In shopping for my first diamond, I learned a lot of things (other than how expensive jewelry is). I learned all about those pesky 4 C’s: cut, clarity, color, carat.
Clarity is the silliest one of all. Supposedly, a perfect diamond has no ‘inclusions’; permanent flaws or marks in the inside of the stone. As I was choosing a stone, the saleswoman would tell me about each stone, show me the stone under a magnifying glass, and point out to me all of the flaws and inclusions of each.
I just pretended to see them…
Reflecting back, I thought, “Wow! Talk about nickel and diming a rock!” The poor little things are subject to so much subjective scrutiny. No one but me seems to be amazed at the fact that these shiny, valuable rocks actually started as a worthless, common lumps of carbon.
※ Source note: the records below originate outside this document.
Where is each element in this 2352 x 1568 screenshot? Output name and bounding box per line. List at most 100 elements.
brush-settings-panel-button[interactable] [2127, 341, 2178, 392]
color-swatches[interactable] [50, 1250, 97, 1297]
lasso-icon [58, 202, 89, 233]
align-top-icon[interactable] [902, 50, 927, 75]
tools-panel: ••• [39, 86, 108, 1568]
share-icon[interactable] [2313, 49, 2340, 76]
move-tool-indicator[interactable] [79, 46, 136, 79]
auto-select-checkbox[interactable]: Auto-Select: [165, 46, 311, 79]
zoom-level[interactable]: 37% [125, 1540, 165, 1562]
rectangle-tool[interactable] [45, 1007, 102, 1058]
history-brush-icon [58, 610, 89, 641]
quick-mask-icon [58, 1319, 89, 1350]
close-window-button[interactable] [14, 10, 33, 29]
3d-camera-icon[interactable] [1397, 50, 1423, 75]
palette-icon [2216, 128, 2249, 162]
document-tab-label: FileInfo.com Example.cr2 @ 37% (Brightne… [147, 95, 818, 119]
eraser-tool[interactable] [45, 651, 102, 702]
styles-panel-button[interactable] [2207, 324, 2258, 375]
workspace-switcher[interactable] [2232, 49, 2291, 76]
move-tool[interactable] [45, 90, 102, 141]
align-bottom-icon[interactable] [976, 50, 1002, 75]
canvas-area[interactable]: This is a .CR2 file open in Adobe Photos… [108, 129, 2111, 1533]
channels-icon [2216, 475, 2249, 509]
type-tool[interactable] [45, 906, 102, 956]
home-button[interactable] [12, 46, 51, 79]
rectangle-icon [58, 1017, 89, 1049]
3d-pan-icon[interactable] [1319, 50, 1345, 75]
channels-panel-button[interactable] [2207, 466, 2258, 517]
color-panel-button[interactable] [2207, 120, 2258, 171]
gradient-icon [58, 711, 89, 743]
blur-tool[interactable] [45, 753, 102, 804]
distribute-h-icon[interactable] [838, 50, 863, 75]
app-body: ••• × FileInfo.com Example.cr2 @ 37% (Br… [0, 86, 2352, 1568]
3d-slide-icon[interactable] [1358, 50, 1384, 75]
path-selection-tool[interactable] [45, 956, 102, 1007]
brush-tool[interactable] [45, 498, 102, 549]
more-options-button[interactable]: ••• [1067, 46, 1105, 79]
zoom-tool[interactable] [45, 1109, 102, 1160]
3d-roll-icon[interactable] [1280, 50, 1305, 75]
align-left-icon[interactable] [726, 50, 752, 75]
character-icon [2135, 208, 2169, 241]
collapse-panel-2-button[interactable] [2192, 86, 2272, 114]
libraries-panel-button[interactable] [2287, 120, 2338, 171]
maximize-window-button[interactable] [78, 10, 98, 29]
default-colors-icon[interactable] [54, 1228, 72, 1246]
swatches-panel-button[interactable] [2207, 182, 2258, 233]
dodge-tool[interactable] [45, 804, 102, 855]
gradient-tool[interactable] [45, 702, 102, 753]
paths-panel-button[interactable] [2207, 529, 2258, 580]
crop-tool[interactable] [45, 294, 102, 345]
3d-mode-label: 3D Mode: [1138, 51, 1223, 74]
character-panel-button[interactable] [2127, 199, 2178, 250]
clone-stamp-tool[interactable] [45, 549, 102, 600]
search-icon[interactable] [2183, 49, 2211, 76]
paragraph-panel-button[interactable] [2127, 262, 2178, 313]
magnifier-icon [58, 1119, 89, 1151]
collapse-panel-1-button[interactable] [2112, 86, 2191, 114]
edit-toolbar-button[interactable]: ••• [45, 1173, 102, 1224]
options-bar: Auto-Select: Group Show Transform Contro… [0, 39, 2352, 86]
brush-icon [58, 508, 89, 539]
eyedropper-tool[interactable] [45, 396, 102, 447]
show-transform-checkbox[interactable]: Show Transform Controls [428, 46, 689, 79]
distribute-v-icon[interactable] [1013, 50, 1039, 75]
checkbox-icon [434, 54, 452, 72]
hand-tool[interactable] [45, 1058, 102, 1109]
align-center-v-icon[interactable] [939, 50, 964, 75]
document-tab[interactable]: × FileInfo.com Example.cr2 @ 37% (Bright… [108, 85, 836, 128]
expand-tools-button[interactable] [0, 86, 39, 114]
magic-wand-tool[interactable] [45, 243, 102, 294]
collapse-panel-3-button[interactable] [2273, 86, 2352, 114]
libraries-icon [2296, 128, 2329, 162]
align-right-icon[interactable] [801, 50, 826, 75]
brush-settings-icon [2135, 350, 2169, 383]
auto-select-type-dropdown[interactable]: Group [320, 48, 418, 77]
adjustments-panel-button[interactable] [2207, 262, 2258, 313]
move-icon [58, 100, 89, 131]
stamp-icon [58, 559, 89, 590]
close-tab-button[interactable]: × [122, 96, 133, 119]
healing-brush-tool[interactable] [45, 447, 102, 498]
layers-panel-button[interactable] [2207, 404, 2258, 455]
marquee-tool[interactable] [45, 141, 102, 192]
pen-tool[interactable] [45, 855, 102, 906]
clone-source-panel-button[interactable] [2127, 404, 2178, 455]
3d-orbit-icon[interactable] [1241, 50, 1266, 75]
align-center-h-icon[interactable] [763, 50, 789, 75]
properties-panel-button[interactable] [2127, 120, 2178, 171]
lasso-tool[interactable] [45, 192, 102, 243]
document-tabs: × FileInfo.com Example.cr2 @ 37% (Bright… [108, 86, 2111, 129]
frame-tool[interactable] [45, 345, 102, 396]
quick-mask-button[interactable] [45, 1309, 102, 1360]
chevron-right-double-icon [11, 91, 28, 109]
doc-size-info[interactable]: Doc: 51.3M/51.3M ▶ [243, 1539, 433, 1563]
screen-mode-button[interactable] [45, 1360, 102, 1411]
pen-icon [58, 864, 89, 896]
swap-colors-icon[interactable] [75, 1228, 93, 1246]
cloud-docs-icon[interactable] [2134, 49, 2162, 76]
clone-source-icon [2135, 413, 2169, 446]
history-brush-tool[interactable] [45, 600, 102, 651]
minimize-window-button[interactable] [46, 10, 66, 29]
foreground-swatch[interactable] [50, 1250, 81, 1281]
And isn’t it the same with us?
Life is not some big scorecard of the bad things you do vs the good things you do. There are no angels in heaven making tick marks under the “naughty” and “nice” columns.
And yet we insist so much on keeping score against our fellow men. Judgment (the unrighteous kind) is when you assume you know the non-existent score on someone else’s scorecard.
This life isn’t about keeping score, it’s about becoming something! And what are you becoming?
The final judgement will take into account the totality of your life’s existence; your good, bad, and ugly moments. The judgement will not be a recounting or retelling of your life’s good deeds and misdeeds. It will be an evaluation of what you have become. Have you become the ‘manner of men ye ought to be’?
This is why no one is fit to judge (and why all human judgment is erred), because there is no way to see the totality of your heart – what you’ve been through and what you’ve become – where you’ve come from and where you are today.
Sometimes we get down on ourselves. This is usually because we look at ourselves under the magnifying glass of the present, looking for all the imperfections. In these moments, we would be well advised to take a moment and reflect on the lump of coal we started as, and what we have become since.
Understanding this makes living the gospel much more practical and doable. Rather than focusing on repenting of every little thing we do wrong, we can just relax and take the long view of our lives. Over the long term, we take on ourselves the name of Christ, learning and perfecting over our whole life what that means. We become a truer disciple very slowly over time.
One can quickly tire of living the gospel if we focus on keeping a postive win-loss column. We will be more successfull if we simply enjoy the ride, and be content to slowly become what we were meant to become.